Таким образом, первая версия гипотезы эмпатии-альтруизма гласит, что психологический альтруизм существует и что его мотив — эмоция, которую мы называем сочувствием. Вторая версия основана на эмпатии в смысле проекции или принятия перспективы
[1689]. Согласно этой гипотезе, принятие чужой точки зрения — когда мы воображаем себя на месте этого человека или представляем, каково им быть, — возбуждает сочувствие к нему, что в том случае, если верна гипотеза сочувствия-альтруизма, побуждает проявлять альтруизм. Пожалуй, эту мысль можно назвать гипотезой принятия перспективы-сочувствия, и она возвращает нас к вопросу, поставленному в главах 4 и 5: действительно ли журналистика, мемуары, художественная литература, история и другие способы получения впечатлений из вторых рук расширили наше общее чувство сострадания и заложили основы Гуманитарной революции, Долгого мира, Нового мира и революций прав?
Хотя Батсон не всегда разделяет две гипотезы эмпатии-альтруизма, его исследовательский проект, которому он посвятил 20 лет, подтверждает обе версии
[1690].
Давайте начнем с гипотезы сочувствия-альтруизма и сравним ее с циничной альтернативой, гласящей, что люди помогают другим, только чтобы унять собственное беспокойство. Участники одного исследования наблюдали, как подставная испытуемая (Элейн) поминутно получала удары током в эксперименте по научению
[1691]. (Участников-мужчин знакомили с Чарли, а не с Элейн.) По ходу сессии Элейн выглядела все более несчастной, и участницам предлагали занять ее место. В первом варианте эксперимента участница к тому времени уже выполняла свое задание и могла уйти, так что решение занять место Элейн было чисто альтруистическим жестом. Во втором варианте участница должна была наблюдать, как страдалицу бьют током на протяжении еще восьми сеансов.
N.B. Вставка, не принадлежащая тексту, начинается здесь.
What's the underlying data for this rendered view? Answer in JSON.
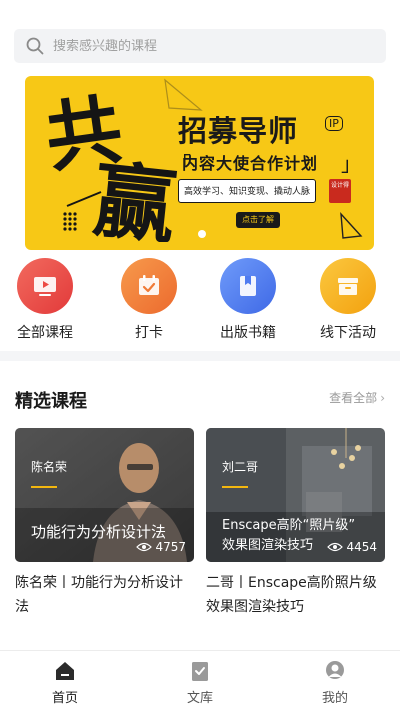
{
  "search": {
    "placeholder": "搜索感兴趣的课程"
  },
  "banner": {
    "calligraphy": "共赢",
    "title": "招募导师",
    "ip_badge": "IP",
    "subtitle": "内容大使合作计划",
    "bracket_open": "「",
    "bracket_close": "」",
    "tags": "高效学习、知识变现、撬动人脉",
    "badge": "设计得",
    "cta": "点击了解"
  },
  "nav": [
    {
      "label": "全部课程",
      "icon": "play-icon",
      "color": "#ec4a45"
    },
    {
      "label": "打卡",
      "icon": "calendar-check-icon",
      "color": "#f07a36"
    },
    {
      "label": "出版书籍",
      "icon": "book-icon",
      "color": "#4f7cf0"
    },
    {
      "label": "线下活动",
      "icon": "archive-box-icon",
      "color": "#f7b01c"
    }
  ],
  "section": {
    "title": "精选课程",
    "view_all": "查看全部"
  },
  "courses": [
    {
      "thumb_name": "陈名荣",
      "thumb_title": "功能行为分析设计法",
      "views": "4757",
      "caption": "陈名荣丨功能行为分析设计法"
    },
    {
      "thumb_name": "刘二哥",
      "thumb_title_line1": "Enscape高阶“照片级”",
      "thumb_title_line2": "效果图渲染技巧",
      "views": "4454",
      "caption": "二哥丨Enscape高阶照片级 效果图渲染技巧"
    }
  ],
  "tabs": [
    {
      "label": "首页",
      "active": true
    },
    {
      "label": "文库",
      "active": false
    },
    {
      "label": "我的",
      "active": false
    }
  ]
}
Батсон предположил, что если люди добровольно подменяют бедняжку Элейн только и исключительно ради того, чтобы унять собственную боль при виде ее страданий, они не станут утруждать себя, если могут просто уйти. И только в том случае, если им придется терпеть ее стоны, они предпочтут подставить под удар себя. Как и в эксперименте Кребса, сочувствием испытуемых манипулировали: одним говорили, что Элейн разделяет их ценности и интересы, другим — что она совсем на них не похожа (например, если испытуемая читала журнал Newsweek, ей сообщали, что Элейн обожает Cosmo и Seventeen). Как и следовало ожидать, если участница ощущала сходство с Элейн, она спасала ее в любом случае, независимо от того, должна она была наблюдать ее мучения или нет. Если же участница думала, что Элейн не ее поля ягода, она занимала ее место, только если иначе ей пришлось бы смотреть на ее муки. Вкупе с другими исследованиями, эксперимент показывает, что по умолчанию люди помогают друг другу из эгоистичных соображений — чтобы снизить собственный стресс от необходимости наблюдать чужую боль. Но, если они сочувствуют жертве, их охватывает желание облегчить ее страдания независимо от того, уменьшит ли это их личный дискомфорт или нет.